Ex-gestor é multado por não enviar edital de concurso para Controle Interno

Publicado

Assunto:CONCURSO PUBLICO
Interessado Principal:PREFEITURA MUNICIPAL DE JUARA
LUIZ HENRIQUE LIMA
CONSELHEIRO INTERINO
DETALHES DO PROCESSO
INTEIRO TEOR
VOTO DO RELATOR
ASSISTA AO JULGAMENTO

O Tribunal de Contas de Mato Grosso determinou à Prefeitura Municipal de Juara que faça constar, nos editais de Concurso Público, o Regime Jurídico e Previdenciário dos servidores. A determinação ocorreu na sessão extraordinária de 14/08, durante o julgamento que determinou o registro do Concurso Público nº 001/2016, realizado na gestão de Edson Miguel Piovesan.

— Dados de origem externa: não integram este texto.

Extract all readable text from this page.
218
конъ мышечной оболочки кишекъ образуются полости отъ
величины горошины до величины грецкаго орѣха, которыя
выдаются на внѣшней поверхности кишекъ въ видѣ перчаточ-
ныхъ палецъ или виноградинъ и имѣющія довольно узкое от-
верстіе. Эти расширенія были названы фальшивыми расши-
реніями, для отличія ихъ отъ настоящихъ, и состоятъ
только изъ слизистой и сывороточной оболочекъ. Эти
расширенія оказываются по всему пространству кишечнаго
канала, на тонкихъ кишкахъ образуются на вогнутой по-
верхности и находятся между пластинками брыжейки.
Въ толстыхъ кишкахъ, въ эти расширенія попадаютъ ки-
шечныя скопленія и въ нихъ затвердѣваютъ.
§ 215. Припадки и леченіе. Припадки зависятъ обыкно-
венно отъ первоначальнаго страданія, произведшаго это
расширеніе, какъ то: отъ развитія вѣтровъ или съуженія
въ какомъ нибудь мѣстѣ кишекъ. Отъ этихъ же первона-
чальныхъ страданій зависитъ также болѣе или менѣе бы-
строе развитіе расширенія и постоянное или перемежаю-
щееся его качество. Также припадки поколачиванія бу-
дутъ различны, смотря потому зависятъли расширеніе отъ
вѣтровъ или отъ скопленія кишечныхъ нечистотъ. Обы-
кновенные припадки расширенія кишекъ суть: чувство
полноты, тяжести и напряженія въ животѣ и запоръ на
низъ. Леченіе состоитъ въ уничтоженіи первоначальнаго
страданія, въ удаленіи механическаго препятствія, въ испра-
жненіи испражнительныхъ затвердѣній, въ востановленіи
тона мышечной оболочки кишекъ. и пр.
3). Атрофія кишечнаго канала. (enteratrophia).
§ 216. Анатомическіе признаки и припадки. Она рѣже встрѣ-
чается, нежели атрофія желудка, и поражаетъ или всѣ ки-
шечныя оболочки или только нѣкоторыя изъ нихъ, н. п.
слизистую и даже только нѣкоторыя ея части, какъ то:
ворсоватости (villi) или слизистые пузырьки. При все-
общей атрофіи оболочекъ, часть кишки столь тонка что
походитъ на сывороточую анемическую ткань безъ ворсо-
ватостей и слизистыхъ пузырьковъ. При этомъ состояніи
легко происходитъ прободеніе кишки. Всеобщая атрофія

O relator do Processo nº 62375/2016, conselheiro interino Luiz Henrique Lima, ainda multou o ex-gestor em 6 UPFs/MT pelo não encaminhamento do edital do concurso para a a unidade de Controle Interno da Prefeitura Municipal.

Luiz Henrique Lima explicou, no voto, que é preciso informar de forma clara aos candidatos o Regime Jurídico e Previdenciário a que estarão submetidos caso sejam aprovados, em respeito ao direito à informação garantido pela Lei nº 12.527/2011. Já com relação à obrigatoriedade de enviar os documentos do concurso público para o Controle Interno, tem fundamento no artigo 75, inciso III, da Lei Complementar Estadual nº 269/2007, c/c artigo 3º, II, “a”, da Resolução Normativa nº 17/2016.